Ferne Pearlstein
Director
Ferne Pearlstein is a prizewinning cinematographer, a feature film editor, and a writer/director whose work has won numerous awards and been screened and broadcast around the world. Pearlstein holds postgraduate degrees in documentary film and photography from Stanford University and the International Center of Photography. In 2003, Pearlstein‘s feature documentary Sumo East and West premiered at the Tribeca, Los Angeles, and Melbourne International Film Festivals, and was shown on PBS's Independent Lens and broadcast around the world.
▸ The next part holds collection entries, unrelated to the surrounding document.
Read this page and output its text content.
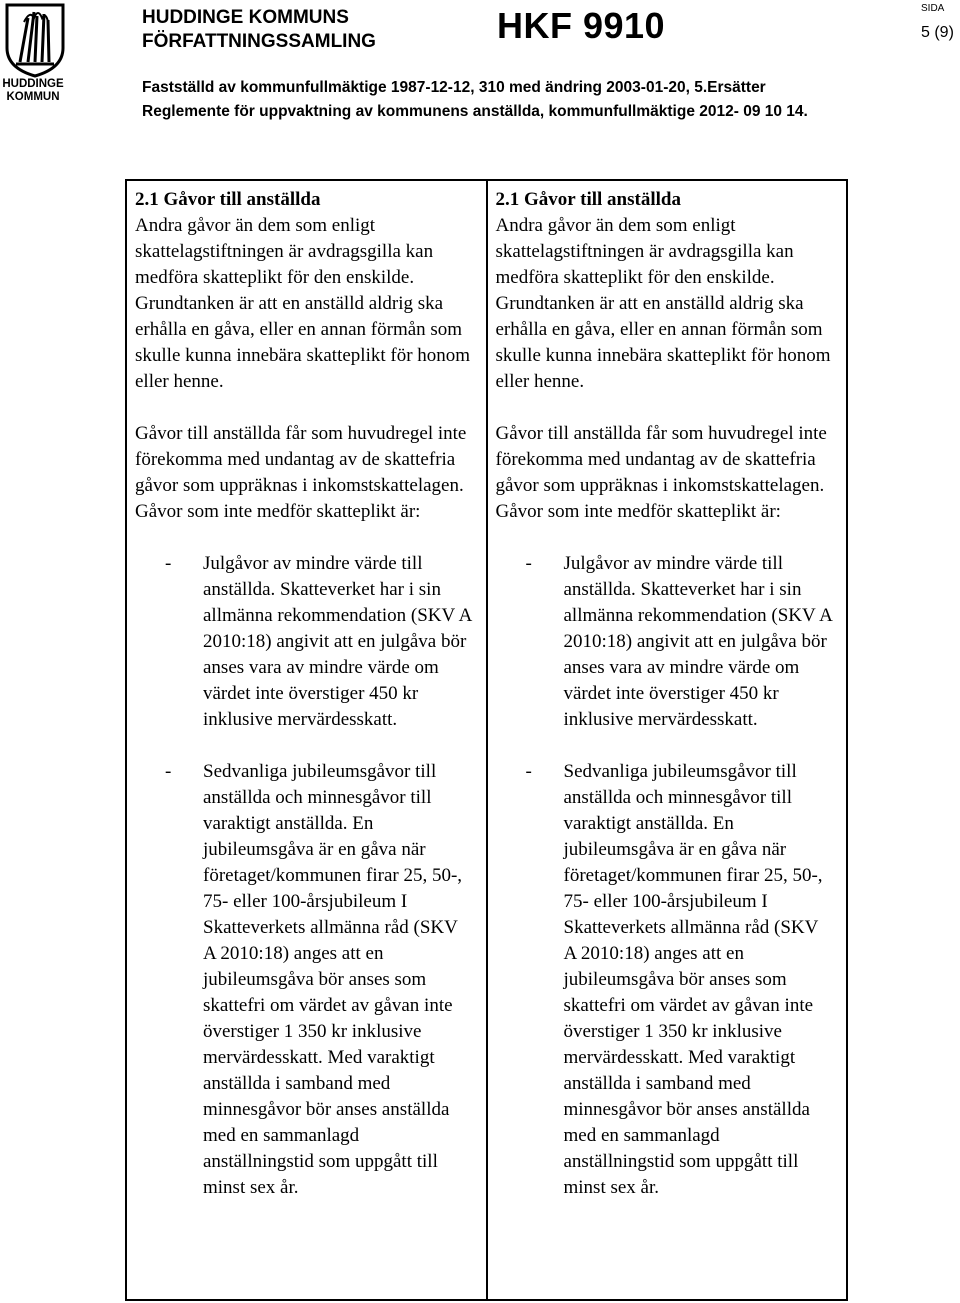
HUDDINGE
KOMMUN
HUDDINGE KOMMUNS
FÖRFATTNINGSSAMLING	HKF 9910	SIDA
5 (9)
Fastställd av kommunfullmäktige 1987-12-12, 310 med ändring 2003-01-20, 5.Ersätter
Reglemente för uppvaktning av kommunens anställda, kommunfullmäktige 2012- 09 10 14.
2.1 Gåvor till anställda

Andra gåvor än dem som enligt skattelagstiftningen är avdragsgilla kan medföra skatteplikt för den enskilde. Grundtanken är att en anställd aldrig ska erhålla en gåva, eller en annan förmån som skulle kunna innebära skatteplikt för honom eller henne.

Gåvor till anställda får som huvudregel inte förekomma med undantag av de skattefria gåvor som uppräknas i inkomstskattelagen. Gåvor som inte medför skatteplikt är:

-	Julgåvor av mindre värde till anställda. Skatteverket har i sin allmänna rekommendation (SKV A 2010:18) angivit att en julgåva bör anses vara av mindre värde om värdet inte överstiger 450 kr inklusive mervärdesskatt.
-	Sedvanliga jubileumsgåvor till anställda och minnesgåvor till varaktigt anställda. En jubileumsgåva är en gåva när företaget/kommunen firar 25, 50-, 75- eller 100-årsjubileum I Skatteverkets allmänna råd (SKV A 2010:18) anges att en jubileumsgåva bör anses som skattefri om värdet av gåvan inte överstiger 1 350 kr inklusive mervärdesskatt. Med varaktigt anställda i samband med minnesgåvor bör anses anställda med en sammanlagd anställningstid som uppgått till minst sex år.

2.1 Gåvor till anställda

Andra gåvor än dem som enligt skattelagstiftningen är avdragsgilla kan medföra skatteplikt för den enskilde. Grundtanken är att en anställd aldrig ska erhålla en gåva, eller en annan förmån som skulle kunna innebära skatteplikt för honom eller henne.

Gåvor till anställda får som huvudregel inte förekomma med undantag av de skattefria gåvor som uppräknas i inkomstskattelagen. Gåvor som inte medför skatteplikt är:

-	Julgåvor av mindre värde till anställda. Skatteverket har i sin allmänna rekommendation (SKV A 2010:18) angivit att en julgåva bör anses vara av mindre värde om värdet inte överstiger 450 kr inklusive mervärdesskatt.
-	Sedvanliga jubileumsgåvor till anställda och minnesgåvor till varaktigt anställda. En jubileumsgåva är en gåva när företaget/kommunen firar 25, 50-, 75- eller 100-årsjubileum I Skatteverkets allmänna råd (SKV A 2010:18) anges att en jubileumsgåva bör anses som skattefri om värdet av gåvan inte överstiger 1 350 kr inklusive mervärdesskatt. Med varaktigt anställda i samband med minnesgåvor bör anses anställda med en sammanlagd anställningstid som uppgått till minst sex år.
Her other director credits include Dita and the Family Business (PBS) with Josh Taylor, and her debut short Raising Nicholas, which premiered at the 2003 Sundance and San Francisco Gay and Lesbian Film Festivals. Pearlstein is one of only a handful of female cinematographers featured in Kodak's long-running “On Film” ad campaign in the pages of American Cinematographer magazine. In 2004, she won the Excellence in Cinematography Prize at the Sundance Film Festival for her work on Imelda, a feature documentary about Imelda Marcos for which she lived and traveled with the former First Lady of the Philippines during her campaign for the presidency. She was cinematographer on Academy Award winner Alex Gibney’s segment of Freakonomics; DP on three-time Academy Award nominee Deborah Dickson’s Ruthie and Connie (HBO); and DP on The Voice of the Prophet (Sundance, 2002) where she met her long time collaborator and husband Robert Edwards, who had hired her to shoot the film. They have been producing partners ever since. Pearlstein went on to co-produce and edit, as well as direct and shoot 2nd unit, Edwards’ first feature Land of the Blind, starring Ralph Fiennes and Donald Sutherland, which premiered at the 2006 Tribeca Film Festival. Most recently, she was a producer on Edwards’ feature One More Time (aka When I Live My Life Over) starring Christopher Walken and Amber Heard, which premiered at the 2015 Tribeca Film Festival.